Nessa altura, quando as oliveiras estiveram a poucos meses de florir novamente, Fernando Baptista terá então que lançar mãos a outro trabalho. Um deles, passa pelo tratamento das “águas russas” que foram sendo armazenadas numa lagoa construída para o efeito. Como explica Rui Baptista, “estas águas são muito ácidas e é necessário neutralizá-las”. Quando isso acontecer, já estarão em condições “para regar os campos, essencialmente terrenos arborizados, uma vez que têm uma carga orgânica bastante grande”.

Para Rui Baptista, o fabrico de azeite já “não é uma indústria muito poluente” porque, entretanto, foram adoptadas medidas para reduzir o seu impacto. A par com o tratamento das “águas russas”, o bagaço que não é consumido pela caldeira, por exemplo, é vendido para extracção de óleo vegetal. E a actividade tem que ser desenvolvida no respeito por todas as normas de higiene e segurança. “Torna-se um bocado difícil”, mas… Numa pequena divisão contígua ao lagar, Fernando Baptista promete-nos não abandonar a actividade de lagareiro. “Tenho isto há muitos anos e, enquanto puder, vou continuar a fazer azeite”.
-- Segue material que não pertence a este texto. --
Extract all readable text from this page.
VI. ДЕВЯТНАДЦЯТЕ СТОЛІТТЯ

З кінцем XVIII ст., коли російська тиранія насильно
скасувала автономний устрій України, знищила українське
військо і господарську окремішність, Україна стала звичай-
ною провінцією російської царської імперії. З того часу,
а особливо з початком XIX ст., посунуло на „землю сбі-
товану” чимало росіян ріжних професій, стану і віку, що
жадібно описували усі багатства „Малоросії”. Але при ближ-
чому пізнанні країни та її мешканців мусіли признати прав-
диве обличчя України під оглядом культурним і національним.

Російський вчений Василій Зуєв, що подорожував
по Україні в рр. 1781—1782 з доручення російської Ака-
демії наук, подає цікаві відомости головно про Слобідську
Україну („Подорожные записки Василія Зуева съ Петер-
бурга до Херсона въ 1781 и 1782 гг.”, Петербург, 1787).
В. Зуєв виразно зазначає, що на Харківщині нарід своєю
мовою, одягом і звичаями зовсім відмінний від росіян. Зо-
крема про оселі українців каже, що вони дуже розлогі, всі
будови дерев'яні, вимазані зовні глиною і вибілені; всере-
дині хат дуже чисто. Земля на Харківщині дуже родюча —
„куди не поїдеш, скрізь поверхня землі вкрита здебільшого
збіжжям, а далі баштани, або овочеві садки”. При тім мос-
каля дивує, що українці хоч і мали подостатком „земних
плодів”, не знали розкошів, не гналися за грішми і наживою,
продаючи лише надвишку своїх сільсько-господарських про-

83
Entretanto, a máquina do “desencapachamento” calou-se. Um veio partido impede-a de continuar a bater os capachos, libertando-os da massa de azeitona que a eles se agarrou. Com ou sem ela, até à meia-noite, o velho lagar há-de continuar a funcionar. É que, mesmo ali ao lado, há ainda gente à espera do “azeite novo” para poder regressar a casa.